# Does Sirius have a promo for radios



## max1 (Aug 12, 2005)

Hey, I have 3 Sirius radios one for the car and the stiletto for walking also have the boombox as well. Is there a way where i can just have it all on one bill intsead of paying 3 seperate charges every 3 months? I thought they had promo at one time for something like this. I plan to call them here in a bit. Would appreciate any suggestions. Max. P.S. Hey, steve the new radio in the car works great I took it to work yesterday didn't have any dropouts like I used to when I got closer to work maybe was a good thing to get new radio.


----------



## quarky42 (Oct 11, 2007)

I have 2 radios on one account. The first radio is "Regular price" minus a discount since I pay a year at a time and the second radio is approximately half-price. (I don't remember exactly. $6.95 maybe per mo.).

EDIT: As far as new service goes I have found the folks at tss-radio.com to be very friendly, helpful, and by far the best price I could get...especially when I started talking about ordering more items in a single order.


----------



## Ken S (Feb 13, 2007)

quarky42 said:


> I have 2 radios on one account.

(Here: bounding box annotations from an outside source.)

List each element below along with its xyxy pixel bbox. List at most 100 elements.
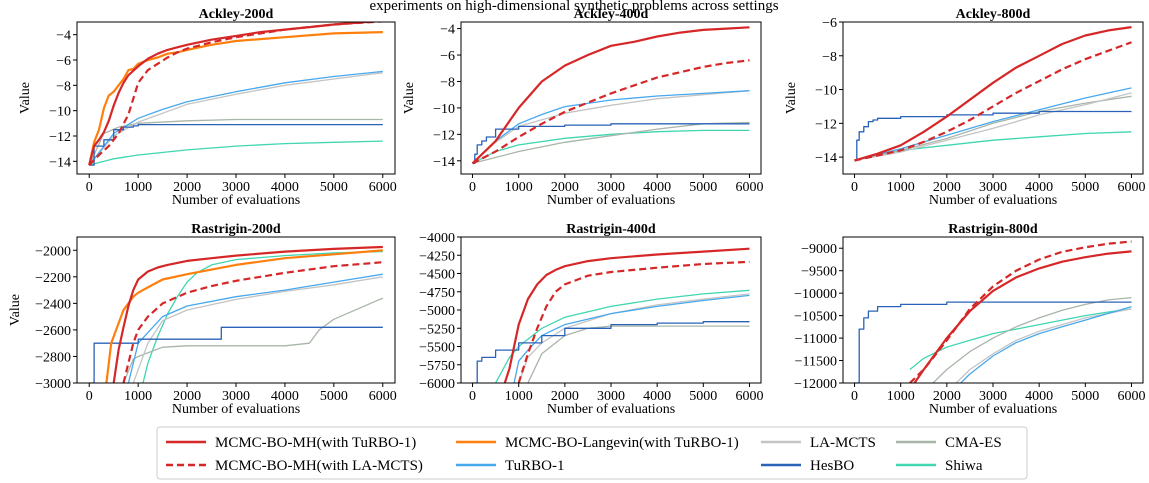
y-tick-label: −4500 xyxy=(419,268,455,283)
series-line-hesbo xyxy=(89,123,383,166)
plot-frame xyxy=(842,21,1144,175)
y-tick-label: −12000 xyxy=(794,377,837,392)
y-tick-label: −2000 xyxy=(35,244,71,259)
x-tick-label: 3000 xyxy=(222,180,250,195)
y-axis-label: Value xyxy=(784,82,799,114)
series-line-mcmc-bo-langevin-with-turbo-1- xyxy=(105,249,383,383)
series-line-cma-es xyxy=(88,118,383,166)
y-tick-label: −10 xyxy=(49,105,71,120)
series-line-mcmc-bo-mh-with-la-mcts- xyxy=(471,59,750,165)
y-tick-label: −10 xyxy=(815,84,837,99)
series-group xyxy=(471,26,750,165)
x-tick-label: 3000 xyxy=(597,180,625,195)
x-tick-label: 1000 xyxy=(505,389,533,404)
y-tick-label: −3000 xyxy=(35,377,71,392)
legend-item: MCMC-BO-MH(with TuRBO-1) xyxy=(166,435,416,451)
y-tick-label: −4000 xyxy=(419,231,455,246)
x-tick-label: 0 xyxy=(469,180,476,195)
x-axis-label: Number of evaluations xyxy=(929,193,1057,208)
chart-title: Rastrigin-800d xyxy=(948,222,1038,237)
y-axis-label: Value xyxy=(402,82,417,114)
x-tick-label: 0 xyxy=(851,180,858,195)
x-tick-label: 5000 xyxy=(1071,180,1099,195)
series-line-mcmc-bo-mh-with-la-mcts- xyxy=(122,261,383,383)
legend-item: HesBO xyxy=(761,458,854,474)
series-line-mcmc-bo-mh-with-la-mcts- xyxy=(909,240,1132,383)
x-tick-label: 2000 xyxy=(173,180,201,195)
y-tick-label: −10000 xyxy=(794,287,837,302)
series-group xyxy=(854,26,1132,162)
series-line-shiwa xyxy=(909,308,1132,371)
y-tick-label: −8 xyxy=(822,50,837,65)
caption-fragment: experiments on high-dimensional syntheti… xyxy=(369,0,778,14)
series-line-mcmc-bo-mh-with-la-mcts- xyxy=(517,260,750,383)
series-line-cma-es xyxy=(122,297,384,383)
y-tick-label: −12 xyxy=(49,130,71,145)
y-tick-label: −6 xyxy=(440,49,455,64)
legend-label: MCMC-BO-MH(with LA-MCTS) xyxy=(215,458,423,474)
y-tick-label: −6000 xyxy=(419,377,455,392)
y-axis-label: Value xyxy=(8,294,23,326)
series-group xyxy=(854,240,1132,383)
series-line-mcmc-bo-langevin-with-turbo-1- xyxy=(88,31,383,166)
x-tick-label: 5000 xyxy=(1071,389,1099,404)
x-tick-label: 6000 xyxy=(369,389,397,404)
series-line-la-mcts xyxy=(955,308,1132,383)
series-line-la-mcts xyxy=(518,293,750,383)
series-line-hesbo xyxy=(89,326,383,383)
series-line-cma-es xyxy=(527,325,750,383)
series-line-la-mcts xyxy=(472,90,750,164)
legend-label: CMA-ES xyxy=(945,435,1002,451)
x-tick-label: 3000 xyxy=(222,389,250,404)
x-tick-label: 0 xyxy=(86,389,93,404)
y-axis-label: Value xyxy=(18,82,33,114)
y-tick-label: −12 xyxy=(815,117,837,132)
x-tick-label: 6000 xyxy=(1117,389,1145,404)
series-group xyxy=(472,247,750,383)
legend-item: Shiwa xyxy=(896,458,983,474)
x-tick-label: 5000 xyxy=(689,389,717,404)
legend-label: MCMC-BO-Langevin(with TuRBO-1) xyxy=(505,435,739,451)
plot-frame xyxy=(76,21,396,175)
x-tick-label: 6000 xyxy=(735,180,763,195)
x-axis-label: Number of evaluations xyxy=(172,402,300,417)
y-tick-label: −2800 xyxy=(35,350,71,365)
x-tick-label: 1000 xyxy=(505,180,533,195)
plot-frame xyxy=(842,236,1144,384)
series-line-mcmc-bo-mh-with-turbo-1- xyxy=(503,247,750,383)
series-line-hesbo xyxy=(472,321,750,383)
y-tick-label: −8 xyxy=(56,79,71,94)
legend-label: TuRBO-1 xyxy=(505,458,564,474)
series-line-mcmc-bo-mh-with-turbo-1- xyxy=(112,245,383,383)
y-tick-label: −10500 xyxy=(794,310,837,325)
series-line-hesbo xyxy=(854,301,1132,383)
legend-label: MCMC-BO-MH(with TuRBO-1) xyxy=(215,435,416,451)
series-group xyxy=(88,22,383,166)
x-tick-label: 2000 xyxy=(933,389,961,404)
series-line-mcmc-bo-mh-with-turbo-1- xyxy=(471,26,750,165)
series-line-la-mcts xyxy=(88,72,383,166)
legend-item: TuRBO-1 xyxy=(456,458,564,474)
y-tick-label: −5750 xyxy=(419,359,455,374)
series-line-shiwa xyxy=(89,140,383,166)
y-tick-label: −9000 xyxy=(801,242,837,257)
y-tick-label: −4 xyxy=(440,23,455,38)
series-line-la-mcts xyxy=(854,92,1132,162)
chart-panel-2: 0 1000 2000 3000 4000 5000 6000 −14 −12 −10 −8 −6 −4… xyxy=(402,7,763,208)
y-tick-label: −14 xyxy=(433,155,455,170)
chart-title: Rastrigin-400d xyxy=(566,222,656,237)
legend-box xyxy=(156,426,1028,480)
x-tick-label: 5000 xyxy=(320,389,348,404)
series-line-hesbo xyxy=(854,110,1132,162)
legend-label: Shiwa xyxy=(945,458,983,474)
x-tick-label: 4000 xyxy=(271,389,299,404)
y-tick-label: −10 xyxy=(433,102,455,117)
x-tick-label: 6000 xyxy=(1117,180,1145,195)
series-line-la-mcts xyxy=(132,276,383,383)
chart-title: Rastrigin-200d xyxy=(191,222,281,237)
x-tick-label: 4000 xyxy=(1025,180,1053,195)
y-tick-label: −14 xyxy=(815,151,837,166)
series-line-mcmc-bo-mh-with-turbo-1- xyxy=(854,26,1132,162)
y-tick-label: −2600 xyxy=(35,324,71,339)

The first radio is "Regular price" minus a discount since I pay a year at a time and the second radio is approximately half-price. (I don't remember exactly. $6.95 maybe per mo.).
> 
> EDIT: As far as new service goes I have found the folks at tss-radio.com to be very friendly, helpful, and by far the best price I could get...especially when I started talking about ordering more items in a single order.


I will second the recommendation of tss-radio. Very nice folks and great customer service.


----------